Auquel cas, le fait que Manaus ait atteint le seuil d’immunité collective ou non ne change rien au fond du problème: un nouveau variant échappant aux anticorps classiques serait une catastrophe. Mais ici aussi, il y a plusieurs choses à préciser. Comme le rappelle le directeur adjoint du Laboratoire européen de biologie moléculaire, Ewan Birney, certains mécanismes du système immunitaire, comme les cellules T, n’ont pas été testés dans ces études.

Des vaccins différents

Surtout, si ces mutations sont clairement de mauvaises nouvelles, il n’est pas possible de dire aujourd’hui si les vaccins sont affectés par cet échappement immunitaire, ni à quel point. Jesse Bloom, l’un des auteurs de la première étude sur E484K, a lui-même précisé quelques jours après la publication de ses travaux que ses conclusions ne pouvaient pour l’instant pas préjugé de l’efficacité des vaccins sur ces nouveaux variants, se disant personnellement optimiste (en tout cas, face à ces souches).

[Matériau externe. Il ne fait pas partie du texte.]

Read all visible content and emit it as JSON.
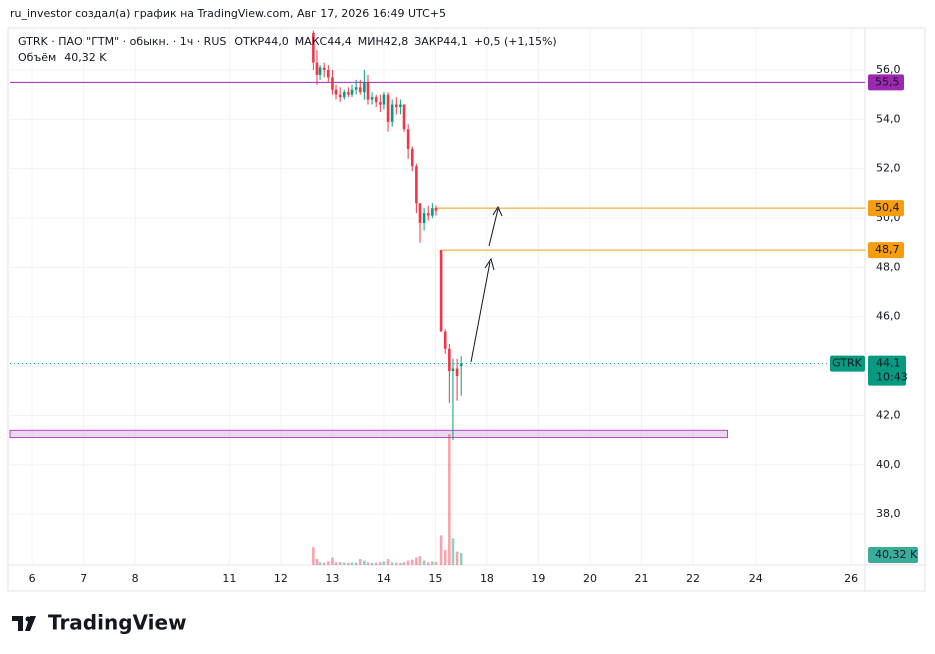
{
  "header": {
    "credit": "ru_investor создал(а) график на TradingView.com, Авг 17, 2026 16:49 UTC+5"
  },
  "footer": {
    "brand": "TradingView"
  },
  "chart_data": {
    "type": "candlestick",
    "symbol_line": "GTRK · ПАО \"ГТМ\" · обыкн. · 1ч · RUS",
    "ohlc_legend": [
      {
        "name": "ОТКР",
        "value": 44.0,
        "label": "44,0"
      },
      {
        "name": "МАКС",
        "value": 44.4,
        "label": "44,4"
      },
      {
        "name": "МИН",
        "value": 42.8,
        "label": "42,8"
      },
      {
        "name": "ЗАКР",
        "value": 44.1,
        "label": "44,1"
      }
    ],
    "change": {
      "value": 0.5,
      "percent": 1.15,
      "label": "+0,5 (+1,15%)"
    },
    "volume_legend": {
      "name": "Объём",
      "value": 40320,
      "label": "40,32 K"
    },
    "up_color": "#089981",
    "down_color": "#f23645",
    "xlim": [
      -0.43,
      16.17
    ],
    "ylim": [
      35.94,
      57.62
    ],
    "volume_lim": [
      0,
      1800000
    ],
    "xticks": [
      {
        "value": 0,
        "label": "6"
      },
      {
        "value": 1,
        "label": "7"
      },
      {
        "value": 2,
        "label": "8"
      },
      {
        "value": 3.83,
        "label": "11"
      },
      {
        "value": 4.83,
        "label": "12"
      },
      {
        "value": 5.83,
        "label": "13"
      },
      {
        "value": 6.83,
        "label": "14"
      },
      {
        "value": 7.83,
        "label": "15"
      },
      {
        "value": 8.83,
        "label": "18"
      },
      {
        "value": 9.83,
        "label": "19"
      },
      {
        "value": 10.83,
        "label": "20"
      },
      {
        "value": 11.83,
        "label": "21"
      },
      {
        "value": 12.83,
        "label": "22"
      },
      {
        "value": 14.05,
        "label": "24"
      },
      {
        "value": 15.9,
        "label": "26"
      }
    ],
    "yticks": [
      {
        "value": 38,
        "label": "38,0"
      },
      {
        "value": 40,
        "label": "40,0"
      },
      {
        "value": 42,
        "label": "42,0"
      },
      {
        "value": 44,
        "label": "44,0"
      },
      {
        "value": 46,
        "label": "46,0"
      },
      {
        "value": 48,
        "label": "48,0"
      },
      {
        "value": 50,
        "label": "50,0"
      },
      {
        "value": 52,
        "label": "52,0"
      },
      {
        "value": 54,
        "label": "54,0"
      },
      {
        "value": 56,
        "label": "56,0"
      }
    ],
    "x": [
      5.46,
      5.53,
      5.59,
      5.67,
      5.75,
      5.83,
      5.9,
      5.98,
      6.06,
      6.14,
      6.21,
      6.29,
      6.37,
      6.45,
      6.52,
      6.6,
      6.68,
      6.76,
      6.83,
      6.91,
      6.99,
      7.07,
      7.15,
      7.22,
      7.3,
      7.38,
      7.46,
      7.53,
      7.61,
      7.69,
      7.77,
      7.84,
      7.94,
      8.02,
      8.1,
      8.17,
      8.25,
      8.33
    ],
    "open": [
      57.5,
      56.3,
      55.8,
      56.1,
      56.0,
      55.7,
      55.2,
      55.0,
      54.9,
      55.1,
      55.0,
      55.2,
      55.3,
      55.1,
      55.5,
      54.8,
      54.9,
      54.7,
      54.6,
      55.0,
      53.9,
      54.6,
      54.5,
      54.6,
      53.6,
      52.8,
      52.1,
      50.6,
      49.8,
      50.2,
      50.1,
      50.4,
      48.7,
      45.4,
      44.7,
      43.8,
      43.9,
      44.0
    ],
    "high": [
      57.6,
      56.8,
      56.2,
      56.3,
      56.2,
      56.0,
      55.4,
      55.3,
      55.2,
      55.3,
      55.4,
      55.6,
      55.6,
      56.0,
      55.8,
      55.1,
      55.0,
      55.0,
      55.1,
      55.1,
      54.8,
      54.9,
      54.8,
      54.6,
      53.8,
      52.9,
      52.2,
      50.6,
      50.4,
      50.5,
      50.6,
      50.5,
      48.7,
      45.5,
      44.9,
      44.3,
      44.3,
      44.4
    ],
    "low": [
      56.0,
      55.4,
      55.6,
      55.7,
      55.5,
      55.0,
      54.8,
      54.7,
      54.8,
      54.9,
      54.9,
      55.0,
      55.0,
      54.8,
      54.6,
      54.6,
      54.5,
      54.3,
      54.4,
      53.5,
      53.7,
      54.2,
      54.2,
      53.5,
      52.4,
      51.9,
      50.2,
      49.0,
      49.5,
      49.9,
      50.0,
      50.1,
      45.4,
      44.5,
      42.5,
      41.0,
      42.6,
      42.8
    ],
    "close": [
      56.3,
      55.8,
      56.1,
      56.0,
      55.7,
      55.2,
      55.0,
      54.9,
      55.1,
      55.0,
      55.2,
      55.3,
      55.1,
      55.5,
      54.8,
      54.9,
      54.7,
      54.6,
      55.0,
      53.9,
      54.6,
      54.5,
      54.6,
      53.6,
      52.8,
      52.1,
      50.6,
      49.8,
      50.2,
      50.1,
      50.4,
      50.3,
      45.4,
      44.7,
      43.8,
      43.9,
      43.6,
      44.1
    ],
    "volume": [
      60000,
      20000,
      9000,
      8000,
      12000,
      25000,
      9000,
      10000,
      8000,
      7000,
      9000,
      8000,
      20000,
      15000,
      9000,
      7000,
      8000,
      9000,
      12000,
      20000,
      9000,
      8000,
      7000,
      9000,
      15000,
      18000,
      25000,
      30000,
      15000,
      9000,
      12000,
      10000,
      100000,
      50000,
      440000,
      90000,
      45000,
      40320
    ],
    "levels": [
      {
        "value": 55.5,
        "label": "55,5",
        "color": "#9c27b0"
      },
      {
        "value": 50.4,
        "label": "50,4",
        "color": "#f59d0f",
        "x_start": 7.84
      },
      {
        "value": 48.7,
        "label": "48,7",
        "color": "#f59d0f",
        "x_start": 7.94
      }
    ],
    "last_price": {
      "value": 44.1,
      "label": "44,1",
      "symbol": "GTRK",
      "countdown": "10:43"
    },
    "zone": {
      "from": 41.1,
      "to": 41.4,
      "x_end": 13.5,
      "color": "#e1bee7"
    }
  }
}
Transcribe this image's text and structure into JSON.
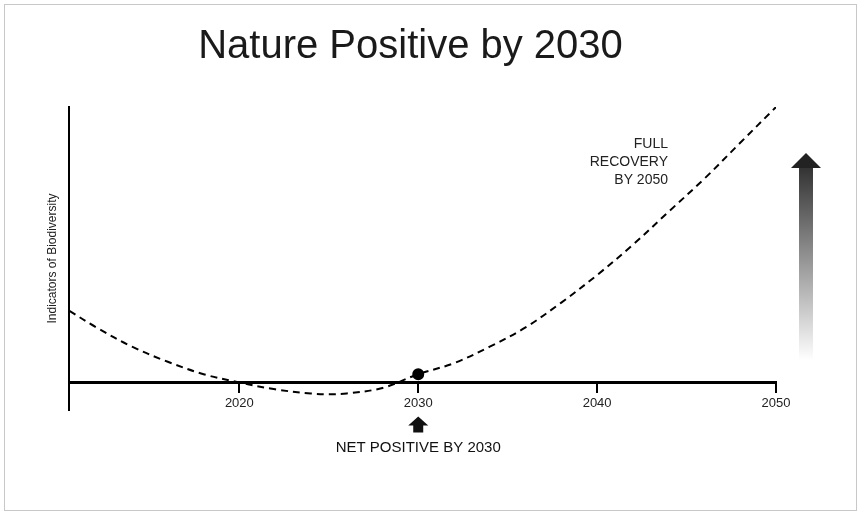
{
  "chart_data": {
    "type": "line",
    "title": "Nature Positive by 2030",
    "y_label": "Indicators of Biodiversity",
    "xlim": [
      2010.5,
      2050
    ],
    "xticks": [
      2020,
      2030,
      2040,
      2050
    ],
    "ylim": [
      -10,
      100
    ],
    "yticks": [],
    "tick_labels": "x",
    "grid": false,
    "series": [
      {
        "x": [
          2010.5,
          2012,
          2014,
          2016,
          2018,
          2020,
          2022,
          2024,
          2025,
          2026,
          2028,
          2030,
          2032,
          2034,
          2036,
          2038,
          2040,
          2042,
          2044,
          2046,
          2048,
          2050
        ],
        "values": [
          26,
          20,
          13,
          7.5,
          3,
          0,
          -2.5,
          -4,
          -4.3,
          -4,
          -2,
          3,
          7,
          13,
          20,
          29,
          39,
          50,
          62,
          74,
          87,
          100
        ],
        "color": "#000000",
        "line_style": "dashed",
        "marker": "none"
      },
      {
        "x": [
          2030
        ],
        "values": [
          3
        ],
        "color": "#000000",
        "line_style": "none",
        "marker": "circle"
      }
    ],
    "annotations": [
      {
        "text": "FULL RECOVERY BY 2050"
      },
      {
        "text": "NET POSITIVE BY 2030"
      }
    ]
  }
}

“Il est important maintenant d’évaluer le pouvoir neutralisant des anticorps générés par la vaccination contre les variants du virus et d’étudier la réponse immunitaire des individus infectés par les variants”, a indiqué de son côté à l’AFP le virologue Lawrence Young, de la Warwick Medical School.  “On ne développe pas la même immunité avec un vaccin qu’en attrapant la maladie, qui elle varie beaucoup en fonction de la manière dont la maladie vous a affecté”, précise au HuffPost Morgane Bomsel, spécialiste en virologie à l’Institut Cochin.

Et si le pire se produit? Si ce variant, comme on le soupçonne pour son cousin sud-africain, rend véritablement les vaccins actuels caduques? Ce serait alors effectivement un scénario noir, même s’il ne faut pas oublier que les vaccins aussi sont adaptables. “Il faut se rappeler que les nouveaux vaccins à ARN permettent de changer toute la ligne de production en seulement six semaines, même s’il faudra ensuite vérifier leur innocuité”, rappelle Björn Meyer.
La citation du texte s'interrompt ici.